The World Institute for Nuclear Security (WINS) held an International Workshop on the Security of Small Modular Reactors that took place at Arcotel Kaiserwasser in Vienna, Austria.
The purpose of this workshop was to review and discuss all security matters related to the design, commissioning and operation of Small Modular Reactors including:
1. SMRs technologies and their impact on security
- What will be the main security risks associated with SMRs? How do they differ from the ones for current NPPs?
- What are the different SMR technologies (LWR, FNR, MSR, etc)? How do they differentiate in term of security?
- Is security a business enabler for SMRs? What are the possible options to reduce the security risks while keeping the costs down?
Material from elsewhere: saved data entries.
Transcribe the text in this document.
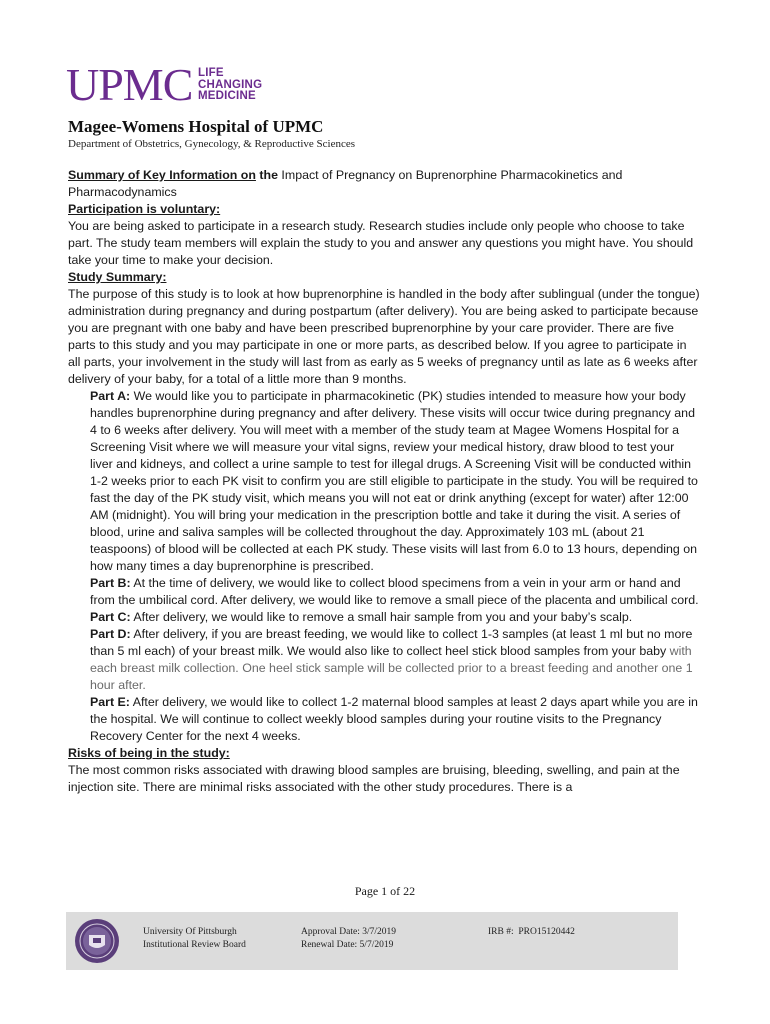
UPMC LIFE
CHANGING
MEDICINE
Magee-Womens Hospital of UPMC
Department of Obstetrics, Gynecology, & Reproductive Sciences

Summary of Key Information on the Impact of Pregnancy on Buprenorphine Pharmacokinetics and Pharmacodynamics

Participation is voluntary:

You are being asked to participate in a research study. Research studies include only people who choose to take part. The study team members will explain the study to you and answer any questions you might have. You should take your time to make your decision.

Study Summary:

The purpose of this study is to look at how buprenorphine is handled in the body after sublingual (under the tongue) administration during pregnancy and during postpartum (after delivery). You are being asked to participate because you are pregnant with one baby and have been prescribed buprenorphine by your care provider. There are five parts to this study and you may participate in one or more parts, as described below. If you agree to participate in all parts, your involvement in the study will last from as early as 5 weeks of pregnancy until as late as 6 weeks after delivery of your baby, for a total of a little more than 9 months.

Part A: We would like you to participate in pharmacokinetic (PK) studies intended to measure how your body handles buprenorphine during pregnancy and after delivery. These visits will occur twice during pregnancy and 4 to 6 weeks after delivery. You will meet with a member of the study team at Magee Womens Hospital for a Screening Visit where we will measure your vital signs, review your medical history, draw blood to test your liver and kidneys, and collect a urine sample to test for illegal drugs. A Screening Visit will be conducted within 1-2 weeks prior to each PK visit to confirm you are still eligible to participate in the study. You will be required to fast the day of the PK study visit, which means you will not eat or drink anything (except for water) after 12:00 AM (midnight). You will bring your medication in the prescription bottle and take it during the visit. A series of blood, urine and saliva samples will be collected throughout the day. Approximately 103 mL (about 21 teaspoons) of blood will be collected at each PK study. These visits will last from 6.0 to 13 hours, depending on how many times a day buprenorphine is prescribed.

Part B: At the time of delivery, we would like to collect blood specimens from a vein in your arm or hand and from the umbilical cord. After delivery, we would like to remove a small piece of the placenta and umbilical cord.

Part C: After delivery, we would like to remove a small hair sample from you and your baby’s scalp.

Part D: After delivery, if you are breast feeding, we would like to collect 1-3 samples (at least 1 ml but no more than 5 ml each) of your breast milk. We would also like to collect heel stick blood samples from your baby with each breast milk collection. One heel stick sample will be collected prior to a breast feeding and another one 1 hour after.

Part E: After delivery, we would like to collect 1-2 maternal blood samples at least 2 days apart while you are in the hospital. We will continue to collect weekly blood samples during your routine visits to the Pregnancy Recovery Center for the next 4 weeks.

Risks of being in the study:

The most common risks associated with drawing blood samples are bruising, bleeding, swelling, and pain at the injection site. There are minimal risks associated with the other study procedures. There is a

Page 1 of 22
University Of Pittsburgh
Institutional Review Board
Approval Date: 3/7/2019
Renewal Date: 5/7/2019
IRB #: PRO15120442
- What is the expected cost of security? Are we anticipating a significant reduction in term of security costs? Will new technologies, in particular those remotely operated, be a game changer?
- What kind of legal considerations need to be considered for ownership of SMRs and do they impact security governance and oversight?
2. Security by design / Nuclear safety and security integration
- How can you implement security by design during siting, design, constructions, operation and decommissioning of SMRs?
- How can you implement defence-in-depth for SMRs?
- Is security a relevant and decision-making criterion for selecting underground, above ground, underwater or portable units?
- What is the basis for security design? Do all vendors have minimum security standards? What is the role of Design Basis Threats in the design process?
- What are the security benefits of nuclear safety design basis events for SMRs (e.g. demonstrating Aircraft Impact Rule (AIR): Reactor core remains cooled and the containment remains intact; spent fuel pool cooling or spent fuel pool integrity is maintained)?Are we expecting any security challenge from the operations and safety choices?
- What are the specific risks related to IT and IC systems? How will cybersecurity issues be dealt with? What are cybersecurity challenges from an insider threat perspective?
3. Impact of SMRs on the security of the fuel cycle facilities
- What are the expected changes in the fuel cycle processes and practices? Do they have any security implications?
- What transport needs are foreseen? If SMRs are being transported turnkey, how will security be implemented during transport? Could international transport be an issue?
4. Impact of SMRs on the regulatory framework
- What is the expected impact of SMRs on licensing and inspection practices?
- From a regulatory perspective, how does the security of SMR affect the Generic Design Assessment (GDA) process? Is security at the same level of importance as safety and environmental implications of new SMR designs?
- Would additional regulations be necessary for countries already operating NPPs? What would be needed for newcomer countries? Would there be new border regulations and agreements between different nations when transporting SMRs?
- How would SMRs affect the size of Emergency Planning Zones (EPZ)? Would there be a new assessment of Loss of Large Areas (LOLA) and Integrated Response Planning (IRP)?
- What security performance testing measures would be necessary and how would they be conducted at the site?
This workshop aimed at bringing together experts and leading thinkers in SMRs and security matters. Attendees were expected to meet their own costs for travel and accommodation. Workshop cost were met by WINS. No registration fee was required. This 2-day event targeted a group of 25 delegates and was organised in March 2019 in Vienna, Austria. We welcomed applications from the following:
- SMR vendors
- Nuclear engineers and system designers
- Leading researchers and practitioners in SMRs
- Experts in data analytics and associated technological fields
- Business managers who approve security expenditure
- Security managers
- Regulators and other governmental organisations
- Transport security experts
- Security experts, consultants and vendors
The workshop was held in English. In line with WINS’ innovative approach to Best Practice workshops, this event was interactive and professionally facilitated. Several invited expert speakers gave presentations, and participants explored the topics and shared their experiences and lessons learned in breakout sessions. An instant electronic voting system was used to allow participants to provide their views anonymously on specific questions using electronic keypads. Discussions were subject to Chatham House rules (what was said can be reported, but not attributed).